Condicionar a mente à própria mente – e é o que muitos evangélicos estão fazendo – é o mesmo que “pagar promessa”. Os pagadores de promessa recebem as graças por causa da promessa cumprida e não por causa da bondade e misericórdia de Deus. São os que chamamos hoje, de neo-pagãos. Falam de Cristo mas, lá no fundo, vivem uma vida independente dele. Mais valem a minha fé, a minha oração poderosa, a certeza que tenho que vou conseguir. Depois vou pensar o que Deus pensa sobre isso.
Essa é a proposta do “outro evangelho” a que se refere Paulo em Gálatas capítulo 1:8-10. Um evangelho sem cruz, sem sofrimento, sem submissão e sem obediência. É só apertar o botão do querer e tudo será feito. Eu dito as normas com a minha fé, cabe a Deus obedecer. Esse Deus se tornou refém da própria “fé da fé”. É o Rei escravizado por seus súditos.
Não sou descrente quanto as grandes realizações da vontade humana. Creio que o esforço científico – independente de qualquer sentimento ligado à salvação – tem proporcionado grandes benefícios à humanidade. Creio na graça comum, isto é, aquela obra de Deus na vida dos homens sem Cristo, homens comuns, capacitando-os a promulgar leis justas, usar a inteligência para descobertas maravilhosas, compor sinfonias que nos encantam.
Não creio, contudo, que essa “graça comum” possa levar o homem ao arrependimento, à convicção de pecados, a abandonar a velha natureza, a buscar ardentemente a face do Deus vivo. Mesmo que esse homem tenha convicções intelectuais sobre a existência de Deus. Uma adesão à fé cristã, não significa necessariamente uma conversão genuína. Daí a minha tristeza em ver no Brasil tanta conversão fabricada, tanta fé dogmática, tanto número de conversão sem transformação.

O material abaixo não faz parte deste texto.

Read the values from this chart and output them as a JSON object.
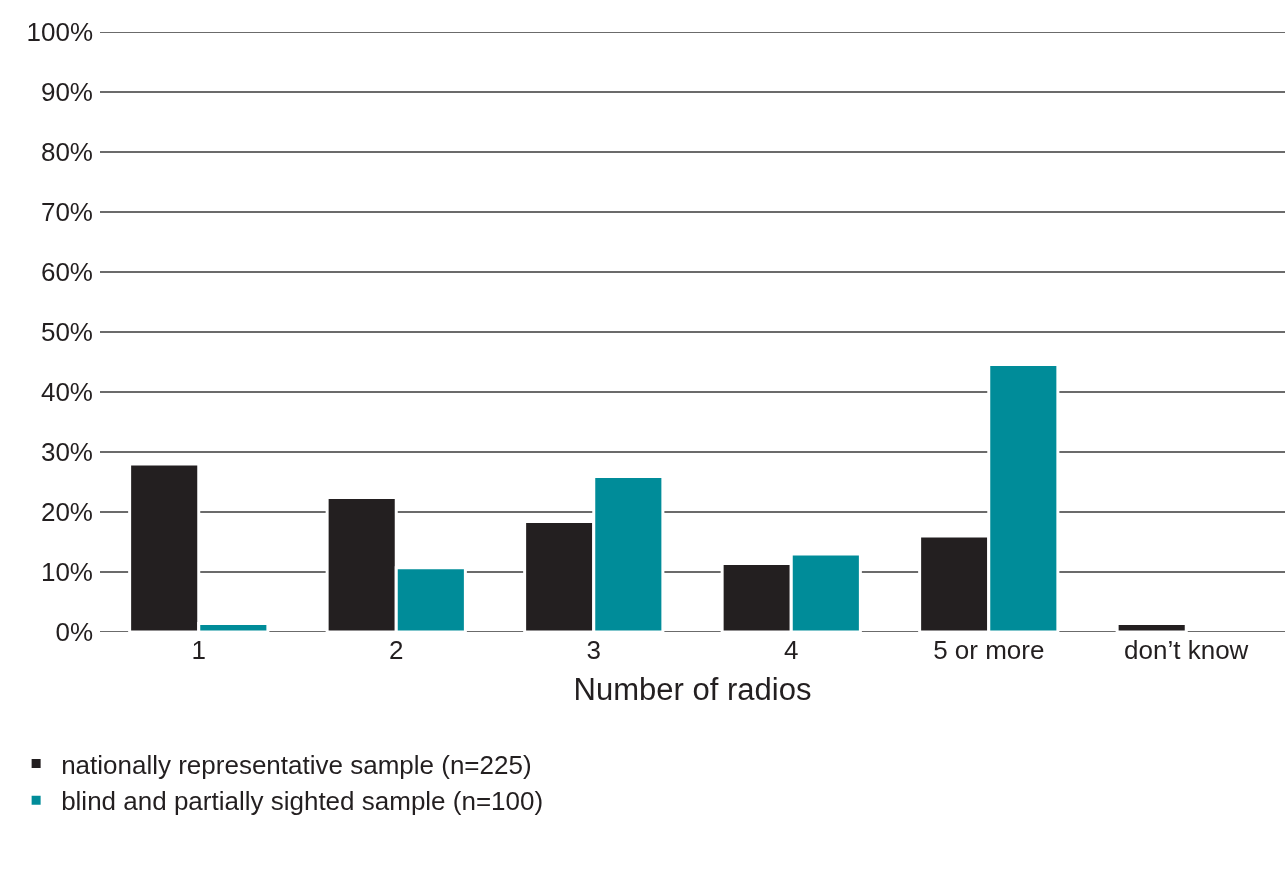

Nesse meio – no meio dos invertidos, mas não convertidos – prolifera o tipo cristão a que me referi no editorial passado. São motivados pelos possíveis milagres do cristianismo, mas rejeitam absolutamente o senhorio de Cristo. Buscam as mãos de Deus que fazem, mas não sua face que santifica; buscam o Deus que se compromete com o homem através de alianças, mas, eles mesmos não têm nenhum compromisso com Deus.
Na base do “querer é poder” fazem da vontade um ídolo, algo que Deus jamais desejou. A vontade humana foi completamente dominada pela queda quando o seu coração se corrompeu. Só um salvador tão poderoso como Jesus nos poderia libertar de tão poderosa perdição. Portanto, nada de bom poderemos alcançar, querer e almejar através do nosso pobre esforço. Se dependermos apenas da força de vontade, certamente fracassaremos. Estaremos negando o poder do relacionamento prometido na cruz. Se a nossa vontade de vencer o mal bastasse, obviamente não precisaríamos de um salvador (I Co 1:17). A verdade é que só a força da vontade é inútil diante dos imensos problemas que temos dentro da alma.
Não é na “fé positiva”, e nem na abnegação estóica, nem em novenas realizadas e nem na autoflagelação que vamos encontrar graça para as nossas necessidades ou alívio para as nossas dores (Cl 2:20-23). Se somos do alto, devemos olhar para o alto e buscar as coisas lá do alto. É de lá que vem a nossa redenção; é do trono que vem a provisão; é na vontade soberana de Deus que encontramos plena satisfação, gozo e alegria.
A fé cristã nos ensina a crer não naquilo que creio, mas crer naquilo que Deus ensina em sua bendita Palavra. Ensina-nos a reconhecer o Senhor em todos os nossos caminhos e a confiar em sua amorável vontade.